Can Jet.com Take on Amazon and Win? - weston
http://www.newyorker.com/business/currency/can-jet-com-take-on-amazon-and-win

======
minthd
What they forgot - jet.com is (secretly) backed by Amazon's biggest
competitor(the chinese alibaba)[1]. Since AliBaba's revenue is probably larger
than Amazon, since Alibaba is definetly bigger in cross-border retail - and
it's investing huge sums into creating a global logistics network that could
ship things from china to any customer in the world in 4-7 days(and also ship
things from local warehouses for less time) , and it's model is less expensive
than Amazon for manufacturers who want to sell direct-to-consumer(with great
savings) ,and since there's decent likelihood of chinese government support
behind the scenes, There's a good chance AliBaba will win the heart of the
low-price seeking consumer.

Anyway, it's gonna be an interesting battle. I'm bringing the popcorn.

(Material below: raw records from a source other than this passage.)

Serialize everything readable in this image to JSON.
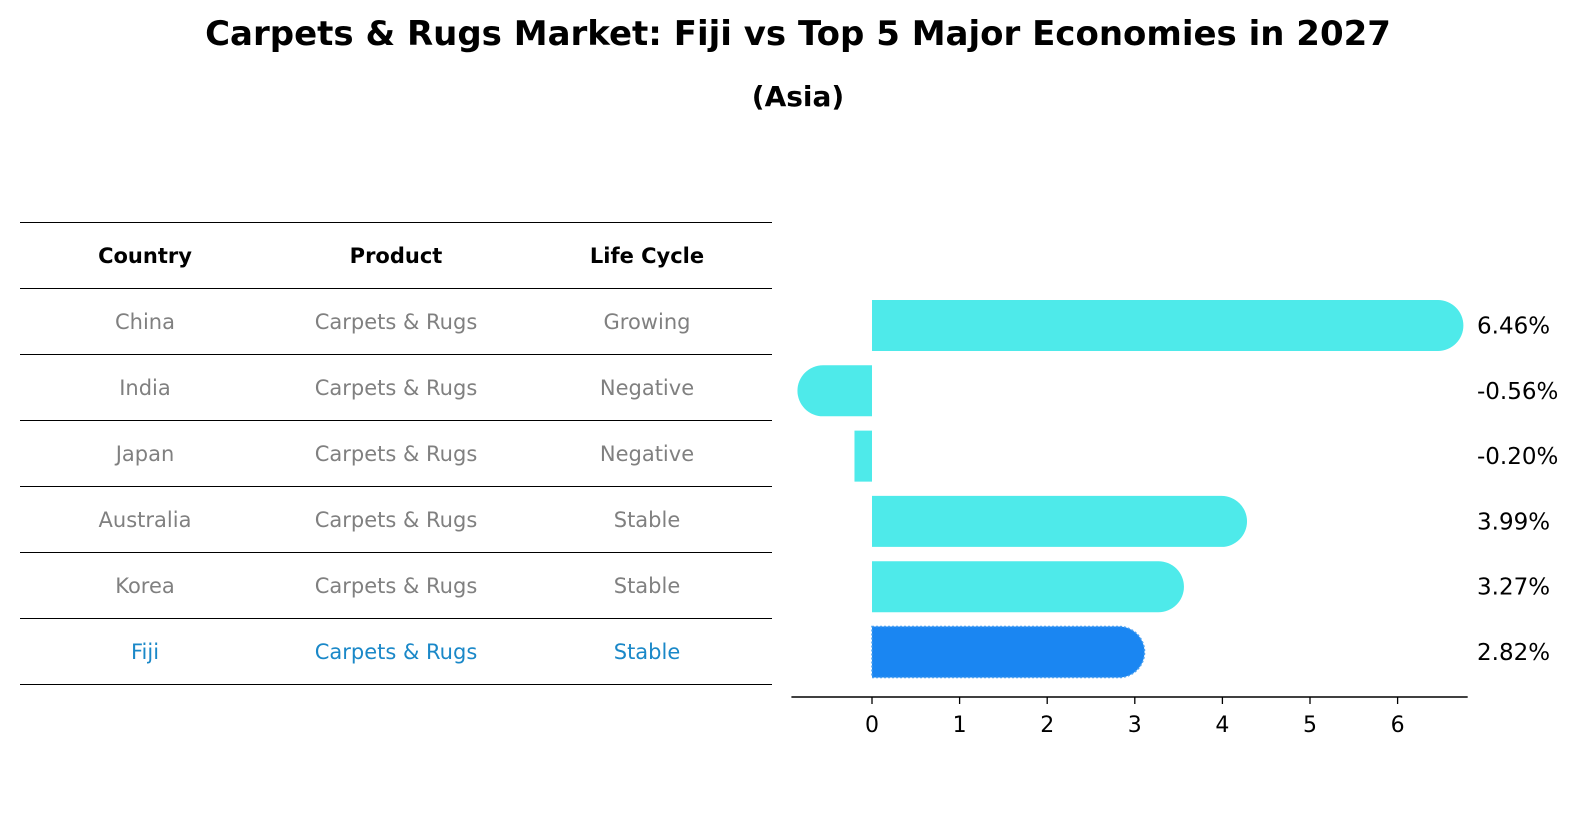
{
  "title": "Carpets & Rugs Market: Fiji vs Top 5 Major Economies in 2027",
  "subtitle": "(Asia)",
  "table": {
    "headers": [
      "Country",
      "Product",
      "Life Cycle"
    ],
    "rows": [
      {
        "country": "China",
        "product": "Carpets & Rugs",
        "life_cycle": "Growing"
      },
      {
        "country": "India",
        "product": "Carpets & Rugs",
        "life_cycle": "Negative"
      },
      {
        "country": "Japan",
        "product": "Carpets & Rugs",
        "life_cycle": "Negative"
      },
      {
        "country": "Australia",
        "product": "Carpets & Rugs",
        "life_cycle": "Stable"
      },
      {
        "country": "Korea",
        "product": "Carpets & Rugs",
        "life_cycle": "Stable"
      },
      {
        "country": "Fiji",
        "product": "Carpets & Rugs",
        "life_cycle": "Stable"
      }
    ]
  },
  "colors": {
    "bar": "#4eeaea",
    "highlight_bar": "#1a86f2",
    "highlight_text": "#1a88c8",
    "muted_text": "#808080"
  },
  "chart_data": {
    "type": "bar",
    "orientation": "horizontal",
    "categories": [
      "China",
      "India",
      "Japan",
      "Australia",
      "Korea",
      "Fiji"
    ],
    "values": [
      6.46,
      -0.56,
      -0.2,
      3.99,
      3.27,
      2.82
    ],
    "value_labels": [
      "6.46%",
      "-0.56%",
      "-0.20%",
      "3.99%",
      "3.27%",
      "2.82%"
    ],
    "highlight": "Fiji",
    "xlim": [
      -0.92,
      6.8
    ],
    "xticks": [
      0,
      1,
      2,
      3,
      4,
      5,
      6
    ],
    "xtick_labels": [
      "0",
      "1",
      "2",
      "3",
      "4",
      "5",
      "6"
    ],
    "xlabel": "",
    "ylabel": "",
    "grid": false
  }
}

[1][http://www.valuewalk.com/2015/04/alibaba-backing-amazon-
riva...](http://www.valuewalk.com/2015/04/alibaba-backing-amazon-rival-jet-
com/)

------
aj_100
Sorry to vent but...

I had a really bad interview experience with Jet, to the point where I would
never shop with them as a customer. They recruited me, I passed two phone
interviews, and I thought I did well in the on-site interview. And then...
nothing. No feedback, no formal rejection, just nothing. I emailed and called
several times but even then I never got a "no" \- I would get a "we're still
trying to figure out our team organization". There was absolutely no
communication from their side at all. So it's several months later now and
I've given up any hope of any kind of response. And I'm walking away from the
experience just feeling kind of disrespected. (It's a shame too because I
would have loved to work at an F# shop.)

Every touch point an organization has with someone on the outside is the
opportunity to help or hurt your image a tiny little bit. And I think Jet
could definitely use some work in that department.

------
uptown
Probably not. But if you want to shop on price, check out Walmart.com. They're
pretty consistently clobbering Amazon across a variety of product categories.